Helly supports leaders, teams, and organizations to achieve big dreams and goals through practices that center equity and community impact. She is informed by a career that spans national and local social change efforts across public and private institutions. As a director on the consulting team at Frontline Solutions, a Black-led and owned consulting firm that helps organizations plan, innovate, learn, and transform, she works with non-profit and philanthropic organizations to strategize, implement, and evaluate the impact of their work. Prior to consulting, she has done stints in state government at the Minnesota Department of Human Services as their director of community engagement, and was appointed by President Obama as an advisor to the White House Initiative on Asian Americans and Pacific Islanders in 2016. Helly’s first dive deep into social and systems change was as a staff assistant on Capitol Hill, and then with national advocacy organizations, Hmong National Development (HND), and the Southeast Asia Resource Action Center (SEARAC), where she led a cross-country policy team for six years as their director of policy. Helly was also a senior policy analyst for the Center for Law and Social Policy (CLASP), where she focused on food assistance, low-income tax credits, and workforce development policies, and honed in on how these policies specifically impact immigrant communities.

As a Hmong woman from a refugee family and community, she has spent her life navigating systems for families, creating opportunities for access, and working toward more equitable policies, practices, and organizations. Away from client engagements, and her computer screen, Helly’s toughest roles are being a mother to two young Hmong boys who are eager to hold her accountable to living out their ancestors’ wildest dreams with deep joy, and being the eldest daughter of an aging mother who lives down the street from her (lots to unpack there!).

Highlights

Community Research

Interviewed community leaders to gather insights and experiences to inform funding, policies, and programs.
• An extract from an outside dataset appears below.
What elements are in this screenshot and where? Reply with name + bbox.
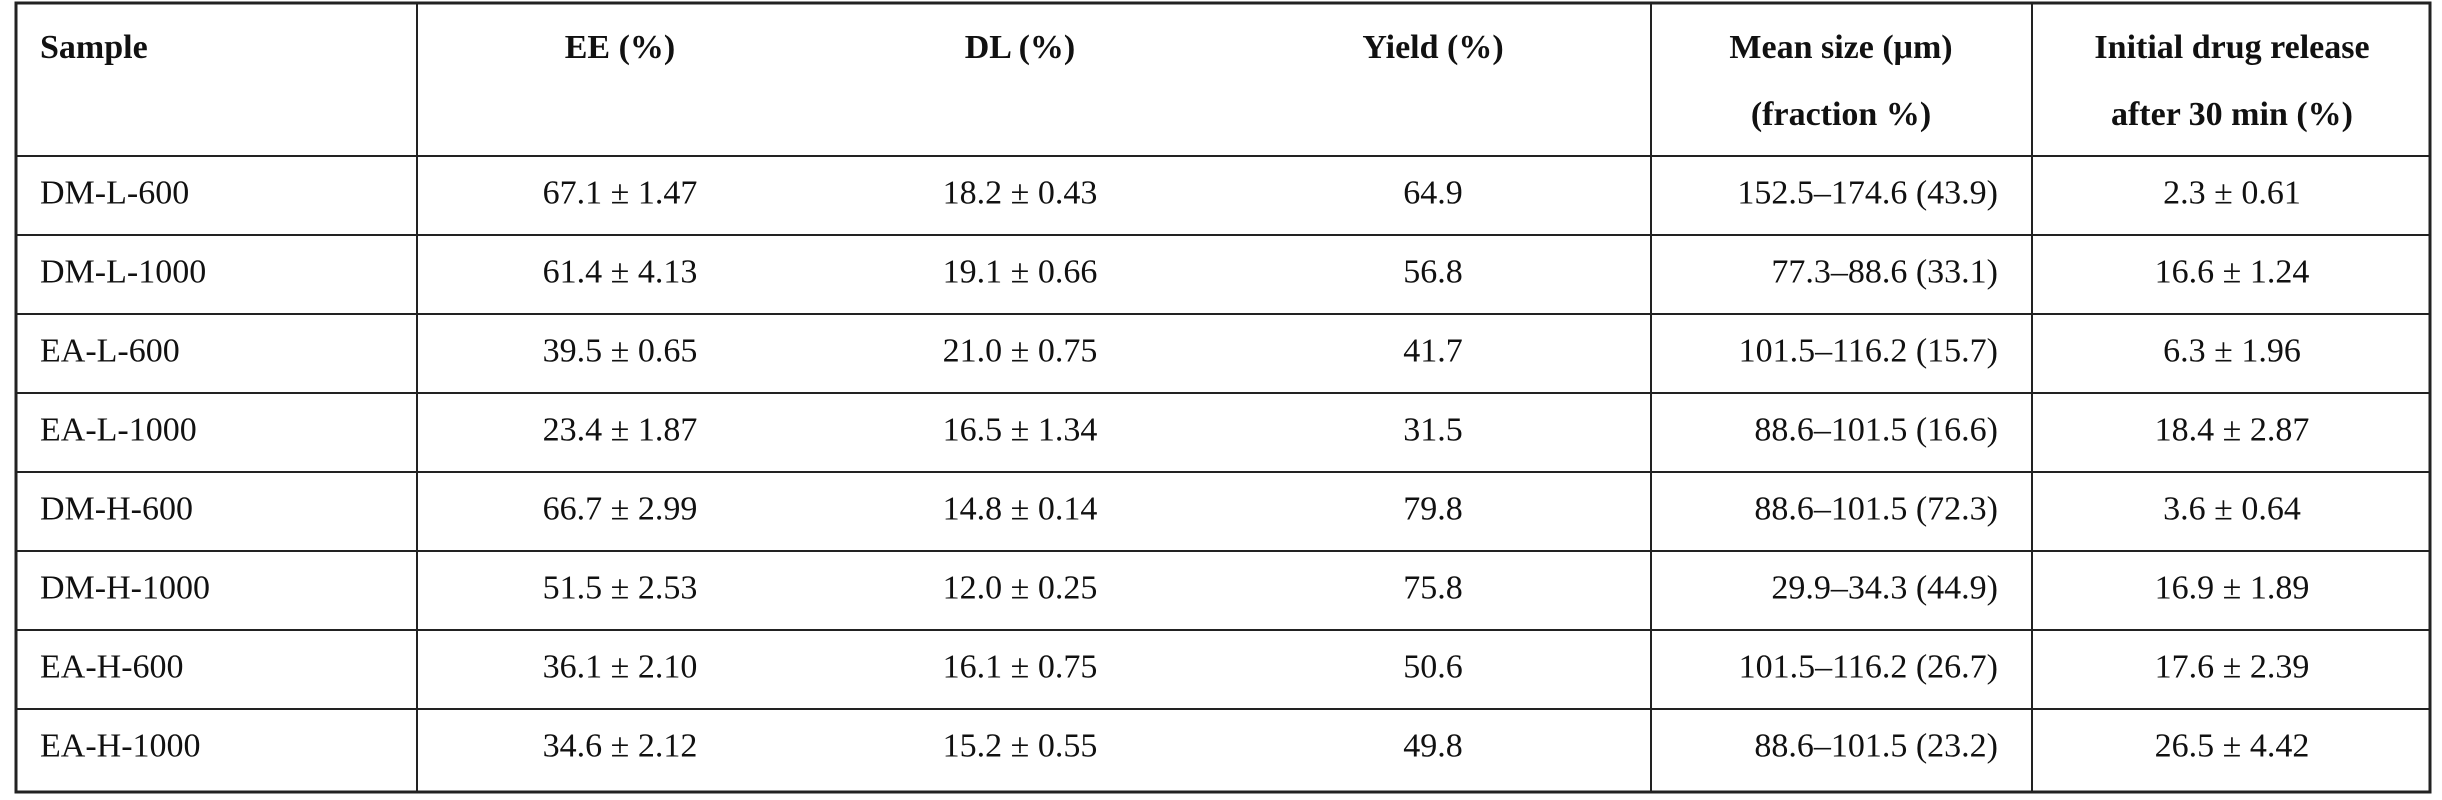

Sample: Revealing the Asian American Pacific Islander Boys and Men of Color Field — Living in the Intersections & Invisibility of Race and Gender (SEARAC)

Strategic Planning

Developed strategic plans for national non-profit and philanthropic organizations, engaging with board of directors, staff, community leaders, and grantees.

National Leadership Fellowships

Designed and implemented national fellowship programs for leaders who work to advance social justice. These fellowships focused on leadership learning, well-being, and relationship-building.

Grantmaking

Developed national grantmaking efforts. One example is the Elevate Initiative, which focuses on funding emerging and established community organizations working to advance economic mobility. This initiative includes creating a grantee-informed community of practice, designing and coordinating annual convenings with past and present grantees, and developing partnerships for sustainability.